Impact of cultivation strategy, freeze-drying process, and storage conditions on survival, membrane integrity, and inactivation kinetics of Bifidobacterium longum.

Bifidobacterium longum, one of the main microorganisms in the human gut, is used as an adjunct to lactic acid starter cultures or sold as a probiotic product. Therefore, Bifidobacterium longum cell suspensions get freeze-dried with protective additives to prevent activity losses. To date, investigations covering growth and inactivation kinetics of Bifidobacterium longum during the whole process (cultivation, drying, and storage) have been lacking. In this study, the effect of cultivation conditions and shelf temperature as well as the influence of protectants (maltodextrin, glucitol, trehalose) at various concentrations on cell survival during freeze-drying was assessed.

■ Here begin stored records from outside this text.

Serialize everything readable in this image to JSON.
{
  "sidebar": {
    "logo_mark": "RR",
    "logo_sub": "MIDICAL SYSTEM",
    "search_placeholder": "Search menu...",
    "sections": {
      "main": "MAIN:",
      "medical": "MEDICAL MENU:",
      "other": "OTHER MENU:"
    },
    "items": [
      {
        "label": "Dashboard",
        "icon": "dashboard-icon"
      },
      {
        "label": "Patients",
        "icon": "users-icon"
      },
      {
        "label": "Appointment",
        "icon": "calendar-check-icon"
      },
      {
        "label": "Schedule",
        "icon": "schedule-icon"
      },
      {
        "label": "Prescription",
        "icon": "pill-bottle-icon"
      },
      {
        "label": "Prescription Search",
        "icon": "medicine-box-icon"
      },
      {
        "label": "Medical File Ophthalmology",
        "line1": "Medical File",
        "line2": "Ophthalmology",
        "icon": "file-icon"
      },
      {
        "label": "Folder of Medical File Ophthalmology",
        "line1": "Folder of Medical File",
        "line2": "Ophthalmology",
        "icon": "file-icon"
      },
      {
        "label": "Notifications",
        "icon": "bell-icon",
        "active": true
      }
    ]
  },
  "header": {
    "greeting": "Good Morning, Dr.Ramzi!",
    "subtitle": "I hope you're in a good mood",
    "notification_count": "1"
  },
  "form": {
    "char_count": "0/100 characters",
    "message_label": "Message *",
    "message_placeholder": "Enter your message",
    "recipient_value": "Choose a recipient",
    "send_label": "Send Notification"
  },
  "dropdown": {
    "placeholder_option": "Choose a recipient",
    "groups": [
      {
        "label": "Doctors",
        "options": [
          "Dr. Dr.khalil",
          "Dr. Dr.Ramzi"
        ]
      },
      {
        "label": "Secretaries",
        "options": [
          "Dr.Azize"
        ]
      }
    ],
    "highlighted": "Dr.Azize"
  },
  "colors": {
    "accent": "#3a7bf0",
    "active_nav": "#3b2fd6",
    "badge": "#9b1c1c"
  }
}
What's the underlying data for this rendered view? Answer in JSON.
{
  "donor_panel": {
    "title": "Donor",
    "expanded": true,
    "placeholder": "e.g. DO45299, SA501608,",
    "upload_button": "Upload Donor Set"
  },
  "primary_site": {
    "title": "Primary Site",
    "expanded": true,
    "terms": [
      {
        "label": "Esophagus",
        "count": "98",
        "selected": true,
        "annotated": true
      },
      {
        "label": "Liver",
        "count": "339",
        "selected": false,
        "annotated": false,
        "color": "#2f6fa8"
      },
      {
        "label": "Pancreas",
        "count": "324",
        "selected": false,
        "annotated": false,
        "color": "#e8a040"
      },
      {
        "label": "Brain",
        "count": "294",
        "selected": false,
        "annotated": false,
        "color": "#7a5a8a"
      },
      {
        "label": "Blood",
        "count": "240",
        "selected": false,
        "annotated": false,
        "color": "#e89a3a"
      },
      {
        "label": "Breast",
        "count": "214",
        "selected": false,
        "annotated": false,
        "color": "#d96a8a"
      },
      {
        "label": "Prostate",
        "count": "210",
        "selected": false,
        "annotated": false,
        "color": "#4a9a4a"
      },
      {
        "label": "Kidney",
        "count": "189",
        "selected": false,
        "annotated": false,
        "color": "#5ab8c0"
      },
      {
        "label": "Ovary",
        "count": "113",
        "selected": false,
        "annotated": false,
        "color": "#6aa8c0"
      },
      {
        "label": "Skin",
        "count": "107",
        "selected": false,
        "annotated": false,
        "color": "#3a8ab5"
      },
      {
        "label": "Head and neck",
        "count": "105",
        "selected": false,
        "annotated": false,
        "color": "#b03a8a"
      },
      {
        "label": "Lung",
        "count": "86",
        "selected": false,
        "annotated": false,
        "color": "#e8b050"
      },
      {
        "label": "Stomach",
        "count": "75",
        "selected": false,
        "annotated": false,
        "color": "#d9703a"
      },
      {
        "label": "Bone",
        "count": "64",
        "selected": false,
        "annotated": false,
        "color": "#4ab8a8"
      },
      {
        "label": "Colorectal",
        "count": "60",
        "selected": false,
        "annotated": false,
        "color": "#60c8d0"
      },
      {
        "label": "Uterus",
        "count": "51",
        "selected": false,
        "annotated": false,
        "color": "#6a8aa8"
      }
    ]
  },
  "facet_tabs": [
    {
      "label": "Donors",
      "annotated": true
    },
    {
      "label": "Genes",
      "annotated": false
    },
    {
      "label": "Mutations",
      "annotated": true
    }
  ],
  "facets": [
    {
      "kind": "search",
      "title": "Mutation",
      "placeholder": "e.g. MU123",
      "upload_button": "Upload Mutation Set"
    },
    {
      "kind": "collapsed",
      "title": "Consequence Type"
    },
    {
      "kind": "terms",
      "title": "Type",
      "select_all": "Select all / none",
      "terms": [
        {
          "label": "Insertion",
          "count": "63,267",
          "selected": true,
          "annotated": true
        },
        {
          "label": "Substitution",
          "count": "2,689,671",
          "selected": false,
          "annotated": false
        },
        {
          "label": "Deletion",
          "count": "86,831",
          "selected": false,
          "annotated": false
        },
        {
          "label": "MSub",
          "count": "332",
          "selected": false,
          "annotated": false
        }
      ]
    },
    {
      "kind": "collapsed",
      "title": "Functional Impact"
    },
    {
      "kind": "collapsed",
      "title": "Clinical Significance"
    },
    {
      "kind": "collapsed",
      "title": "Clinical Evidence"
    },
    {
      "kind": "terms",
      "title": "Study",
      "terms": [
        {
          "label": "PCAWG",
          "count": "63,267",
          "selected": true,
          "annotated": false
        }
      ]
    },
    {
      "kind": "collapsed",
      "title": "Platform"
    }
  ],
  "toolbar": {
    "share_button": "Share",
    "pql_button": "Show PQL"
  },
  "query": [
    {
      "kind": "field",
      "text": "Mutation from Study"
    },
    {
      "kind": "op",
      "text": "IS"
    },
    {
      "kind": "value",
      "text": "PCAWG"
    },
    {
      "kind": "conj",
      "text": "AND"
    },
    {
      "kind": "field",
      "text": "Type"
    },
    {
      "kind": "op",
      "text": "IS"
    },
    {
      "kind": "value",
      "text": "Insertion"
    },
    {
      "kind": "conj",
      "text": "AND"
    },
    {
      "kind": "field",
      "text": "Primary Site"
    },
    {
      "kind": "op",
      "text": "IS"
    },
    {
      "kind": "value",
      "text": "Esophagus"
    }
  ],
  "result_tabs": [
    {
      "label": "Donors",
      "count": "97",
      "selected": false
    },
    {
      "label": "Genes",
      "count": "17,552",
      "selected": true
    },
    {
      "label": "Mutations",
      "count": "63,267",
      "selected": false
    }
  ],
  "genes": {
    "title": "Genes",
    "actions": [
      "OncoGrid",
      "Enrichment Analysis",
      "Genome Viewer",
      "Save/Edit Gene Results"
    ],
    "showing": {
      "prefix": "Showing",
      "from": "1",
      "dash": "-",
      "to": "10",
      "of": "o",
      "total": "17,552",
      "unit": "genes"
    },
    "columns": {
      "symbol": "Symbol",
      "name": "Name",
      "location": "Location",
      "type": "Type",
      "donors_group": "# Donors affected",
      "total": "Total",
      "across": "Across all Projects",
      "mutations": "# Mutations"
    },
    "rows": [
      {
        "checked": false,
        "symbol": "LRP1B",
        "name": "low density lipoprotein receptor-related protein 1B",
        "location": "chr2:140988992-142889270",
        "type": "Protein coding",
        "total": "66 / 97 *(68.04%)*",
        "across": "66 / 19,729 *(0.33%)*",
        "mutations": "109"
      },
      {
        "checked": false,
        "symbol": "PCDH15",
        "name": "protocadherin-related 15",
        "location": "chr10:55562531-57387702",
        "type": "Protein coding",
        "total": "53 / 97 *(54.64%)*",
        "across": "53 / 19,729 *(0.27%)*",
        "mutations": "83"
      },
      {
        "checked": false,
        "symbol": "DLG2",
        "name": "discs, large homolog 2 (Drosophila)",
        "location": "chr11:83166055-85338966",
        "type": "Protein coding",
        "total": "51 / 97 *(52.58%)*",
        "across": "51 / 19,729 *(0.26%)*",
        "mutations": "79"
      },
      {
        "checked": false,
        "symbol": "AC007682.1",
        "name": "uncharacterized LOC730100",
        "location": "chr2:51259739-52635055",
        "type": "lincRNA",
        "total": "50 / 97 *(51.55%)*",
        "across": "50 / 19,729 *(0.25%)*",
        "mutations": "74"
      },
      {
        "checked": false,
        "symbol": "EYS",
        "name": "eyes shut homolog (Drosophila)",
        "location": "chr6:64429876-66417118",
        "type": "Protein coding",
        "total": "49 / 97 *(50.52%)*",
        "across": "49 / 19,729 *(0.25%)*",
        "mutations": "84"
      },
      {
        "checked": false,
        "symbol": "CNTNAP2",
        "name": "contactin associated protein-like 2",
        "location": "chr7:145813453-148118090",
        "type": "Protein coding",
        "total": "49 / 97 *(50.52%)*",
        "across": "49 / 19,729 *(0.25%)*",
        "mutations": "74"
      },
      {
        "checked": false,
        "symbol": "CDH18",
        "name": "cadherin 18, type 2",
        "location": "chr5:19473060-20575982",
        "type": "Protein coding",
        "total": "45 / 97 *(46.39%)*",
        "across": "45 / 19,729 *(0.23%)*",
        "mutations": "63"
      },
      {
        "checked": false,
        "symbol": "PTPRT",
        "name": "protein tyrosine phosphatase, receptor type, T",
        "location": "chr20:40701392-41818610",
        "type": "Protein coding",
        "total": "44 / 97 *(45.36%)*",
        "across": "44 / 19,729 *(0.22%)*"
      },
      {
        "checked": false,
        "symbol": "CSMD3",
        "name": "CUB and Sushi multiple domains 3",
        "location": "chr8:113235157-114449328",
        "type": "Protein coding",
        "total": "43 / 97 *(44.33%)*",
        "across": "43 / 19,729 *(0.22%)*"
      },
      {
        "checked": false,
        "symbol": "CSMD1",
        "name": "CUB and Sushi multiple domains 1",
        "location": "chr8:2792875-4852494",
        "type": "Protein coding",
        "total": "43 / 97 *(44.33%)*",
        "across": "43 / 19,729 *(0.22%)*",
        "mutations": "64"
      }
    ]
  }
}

Drying was followed by a storage at + 4 °C and + 20 °C for 70 days to evaluate inactivation kinetics. The impact of the different factors was assessed by measuring surival rate and residual moisture content at various points of time over the whole process. In parallel cell membrane integrity and glass transition were determined to reveal inactivation effects. Cultivation strategy had a strong influence on survival with a huge potential for process improvement. A pH of 6.0 at the growth optimum of the strain provides better conditions regarding cell survival after drying than free acidification (non-regulated pH conditions). During the drying step, membrane leakage due to the removal of water is the main reason for the inactivation in this process step. In this study, the highest survival of 49% was obtained with cells dried at + 35 °C shelf temperature with an addition of maltodextrin (75% bacterial dry matter, w/w). The results show that Bifidobacterium longum cells are mostly inactivated during drying, whereas storage conditions at + 4 °C with an addition of 75% BDM maltodextrin relative to bacterial dry mass prevent cell loss completely.